В догматизме системных либералов в результате двойной аберрации: а) заимствованная дисциплинарность и б) дифференцированный (европейский) социум вместо синкретичного (российского), – произошла утрата, исчезновение объекта исследования, то есть человека во времени, в обществе и в пространстве. Утрата его как объекта выразилась в том, что все ментальные и социальные проявления человека в ходе институциализации наук на Западе, а вслед за тем и в России стали исследоваться как рядоположенные, подлежащие последовательному рассмотрению или, в лучшем случае, как суммарная механическая совокупность. Однако в исторической реальности они представляют собой синтетическую целостность. Но поскольку эти разные ипостаси человека – его сознание, характер социальности, физическое бытование и жизнеустройство – онтологически объединяют в себе разные срезы бытия: ментальный, социальный, природно-географический, – то и исследование их предполагает совокупность разных подходов: социокультурного, семиотического, компаративистского (системно-исторического, лингвистического, антропологического), исторической глобалистики и т. п. Только будучи внутренне связанными – теоретически, методологически, понятийно – адекватно изучаемому предмету, все упомянутые и другие разнообразные подходы могут принести плоды в постижении исследуемого объекта.
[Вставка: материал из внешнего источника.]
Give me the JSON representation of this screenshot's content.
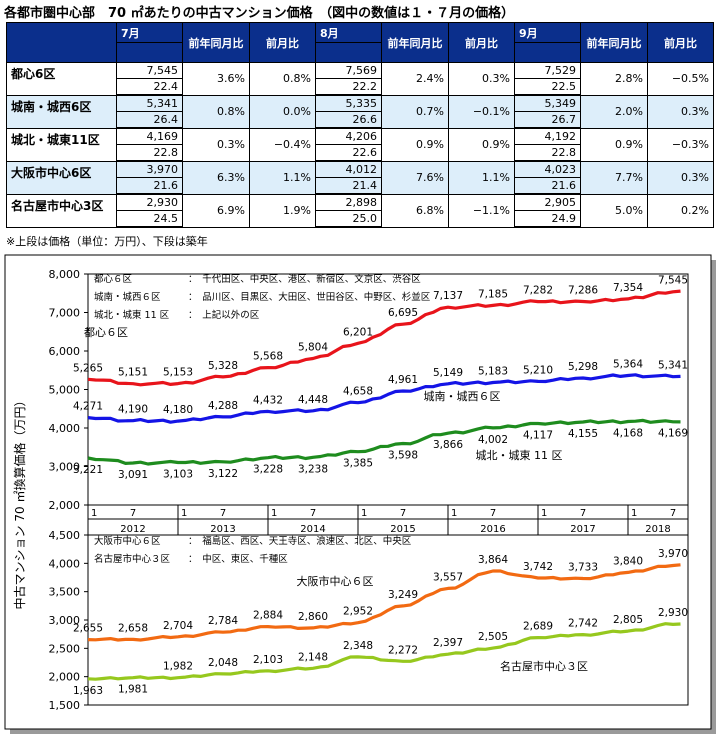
{
  "title": "各都市圏中心部　70 ㎡あたりの中古マンション価格　（図中の数値は１・７月の価格）",
  "table": {
    "months": [
      "7月",
      "8月",
      "9月"
    ],
    "sub_headers": [
      "前年同月比",
      "前月比"
    ],
    "rows": [
      {
        "region": "都心6区",
        "cells": [
          {
            "price": "7,545",
            "age": "22.4",
            "yoy": "3.6%",
            "mom": "0.8%"
          },
          {
            "price": "7,569",
            "age": "22.2",
            "yoy": "2.4%",
            "mom": "0.3%"
          },
          {
            "price": "7,529",
            "age": "22.5",
            "yoy": "2.8%",
            "mom": "−0.5%"
          }
        ]
      },
      {
        "region": "城南・城西6区",
        "cells": [
          {
            "price": "5,341",
            "age": "26.4",
            "yoy": "0.8%",
            "mom": "0.0%"
          },
          {
            "price": "5,335",
            "age": "26.6",
            "yoy": "0.7%",
            "mom": "−0.1%"
          },
          {
            "price": "5,349",
            "age": "26.7",
            "yoy": "2.0%",
            "mom": "0.3%"
          }
        ]
      },
      {
        "region": "城北・城東11区",
        "cells": [
          {
            "price": "4,169",
            "age": "22.8",
            "yoy": "0.3%",
            "mom": "−0.4%"
          },
          {
            "price": "4,206",
            "age": "22.6",
            "yoy": "0.9%",
            "mom": "0.9%"
          },
          {
            "price": "4,192",
            "age": "22.8",
            "yoy": "0.9%",
            "mom": "−0.3%"
          }
        ]
      },
      {
        "region": "大阪市中心6区",
        "cells": [
          {
            "price": "3,970",
            "age": "21.6",
            "yoy": "6.3%",
            "mom": "1.1%"
          },
          {
            "price": "4,012",
            "age": "21.4",
            "yoy": "7.6%",
            "mom": "1.1%"
          },
          {
            "price": "4,023",
            "age": "21.6",
            "yoy": "7.7%",
            "mom": "0.3%"
          }
        ]
      },
      {
        "region": "名古屋市中心3区",
        "cells": [
          {
            "price": "2,930",
            "age": "24.5",
            "yoy": "6.9%",
            "mom": "1.9%"
          },
          {
            "price": "2,898",
            "age": "25.0",
            "yoy": "6.8%",
            "mom": "−1.1%"
          },
          {
            "price": "2,905",
            "age": "24.9",
            "yoy": "5.0%",
            "mom": "0.2%"
          }
        ]
      }
    ]
  },
  "note": "※上段は価格（単位：万円）、下段は築年",
  "chart_data": [
    {
      "type": "line",
      "ylabel": "中古マンション 70 ㎡換算価格（万円）",
      "ylim": [
        2000,
        8000
      ],
      "yticks": [
        "2,000",
        "3,000",
        "4,000",
        "5,000",
        "6,000",
        "7,000",
        "8,000"
      ],
      "x_axis": {
        "years": [
          "2012",
          "2013",
          "2014",
          "2015",
          "2016",
          "2017",
          "2018"
        ],
        "month_labels": [
          "1",
          "7"
        ]
      },
      "legend": [
        {
          "name": "都心６区",
          "desc": "：　千代田区、中央区、港区、新宿区、文京区、渋谷区"
        },
        {
          "name": "城南・城西６区",
          "desc": "：　品川区、目黒区、大田区、世田谷区、中野区、杉並区"
        },
        {
          "name": "城北・城東 11 区",
          "desc": "：　上記以外の区"
        }
      ],
      "series": [
        {
          "name": "都心６区",
          "color": "#e8141b",
          "labels": [
            "5,265",
            "5,151",
            "5,153",
            "5,328",
            "5,568",
            "5,804",
            "6,201",
            "6,695",
            "7,137",
            "7,185",
            "7,282",
            "7,286",
            "7,354",
            "7,545"
          ],
          "values": [
            5265,
            5151,
            5153,
            5328,
            5568,
            5804,
            6201,
            6695,
            7137,
            7185,
            7282,
            7286,
            7354,
            7545
          ]
        },
        {
          "name": "城南・城西６区",
          "color": "#1414e6",
          "labels": [
            "4,271",
            "4,190",
            "4,180",
            "4,288",
            "4,432",
            "4,448",
            "4,658",
            "4,961",
            "5,149",
            "5,183",
            "5,210",
            "5,298",
            "5,364",
            "5,341"
          ],
          "values": [
            4271,
            4190,
            4180,
            4288,
            4432,
            4448,
            4658,
            4961,
            5149,
            5183,
            5210,
            5298,
            5364,
            5341
          ]
        },
        {
          "name": "城北・城東 11 区",
          "color": "#1e8c1e",
          "labels": [
            "3,221",
            "3,091",
            "3,103",
            "3,122",
            "3,228",
            "3,238",
            "3,385",
            "3,598",
            "3,866",
            "4,002",
            "4,117",
            "4,155",
            "4,168",
            "4,169"
          ],
          "values": [
            3221,
            3091,
            3103,
            3122,
            3228,
            3238,
            3385,
            3598,
            3866,
            4002,
            4117,
            4155,
            4168,
            4169
          ]
        }
      ],
      "line_labels": [
        "都心６区",
        "城南・城西６区",
        "城北・城東 11 区"
      ]
    },
    {
      "type": "line",
      "ylim": [
        1500,
        4500
      ],
      "yticks": [
        "1,500",
        "2,000",
        "2,500",
        "3,000",
        "3,500",
        "4,000",
        "4,500"
      ],
      "legend": [
        {
          "name": "大阪市中心６区",
          "desc": "：　福島区、西区、天王寺区、浪速区、北区、中央区"
        },
        {
          "name": "名古屋市中心３区",
          "desc": "：　中区、東区、千種区"
        }
      ],
      "series": [
        {
          "name": "大阪市中心６区",
          "color": "#f26a12",
          "labels": [
            "2,655",
            "2,658",
            "2,704",
            "2,784",
            "2,884",
            "2,860",
            "2,952",
            "3,249",
            "3,557",
            "3,864",
            "3,742",
            "3,733",
            "3,840",
            "3,970"
          ],
          "values": [
            2655,
            2658,
            2704,
            2784,
            2884,
            2860,
            2952,
            3249,
            3557,
            3864,
            3742,
            3733,
            3840,
            3970
          ]
        },
        {
          "name": "名古屋市中心３区",
          "color": "#96c81e",
          "labels": [
            "1,963",
            "1,981",
            "1,982",
            "2,048",
            "2,103",
            "2,148",
            "2,348",
            "2,272",
            "2,397",
            "2,505",
            "2,689",
            "2,742",
            "2,805",
            "2,930"
          ],
          "values": [
            1963,
            1981,
            1982,
            2048,
            2103,
            2148,
            2348,
            2272,
            2397,
            2505,
            2689,
            2742,
            2805,
            2930
          ]
        }
      ],
      "line_labels": [
        "大阪市中心６区",
        "名古屋市中心３区"
      ]
    }
  ]
}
Справедливости ради, надо сказать, что в рамках западного обществоведения уже в первой четверти ХХ века усмотрели такую методологически опасную утрату объекта исследования и тогда же начался поворот в сторону человека. В частности, в исторической науке, в антропологии начали осознавать: не преодолев дисциплинарную расчлененность, знание о человеке и обществе не сможет обрести и свой объект в виде его синтетической общественной целостности и, следовательно, не сможет стать по своему существу гуманитарным. Поняли, что разгадку характера социальности или, например, тайну очертаний возделываемых полей в раннем Средневековье надо искать не в государственном устройстве и не в экономике, а в головах людей, в свойственной каждой эпохе ментальности. Но наши системные либералы этого поворота даже не заметили. А поскольку господство среди них всегда принадлежало и теперь принадлежит экономистам, то и ответы на все вопросы определяет экономический детерминизм.
Тревожные сигналы об утрате человека в качестве объекта познания появились и на российской почве. Однако изначально исходили такие сигналы не из науки, а из великой русской литературы. Официальная же академическая наука – как некий способ социализации ученого сообщества, как некий этос – оставалась (и до сих пор остается, что особенно существенно для темы данной публикации) непроницаемой для подобных сигналов. По изысканиям нашей отечественной литературы – под таким углом зрения их рассмотрел Алексей Давыдов, – русский человек как носитель определенных культурных особенностей это «пародия» человека» у Пушкина, «нравственный калека» у Лермонтова. Это «мертвые души», «человек ни то ни сё», «свиные рыла» у Гоголя. Это человек-«урод» у Гончарова, «человек недоделанный» и «вывихнутый» у Тургенева. Это человек, который не может принимать никаких решений, у Чехова. Это «бесы» у Достоевского, шариковщина у Булгакова, озверевшие народ-«красные» и народ-«белые» у Шолохова и Пастернака.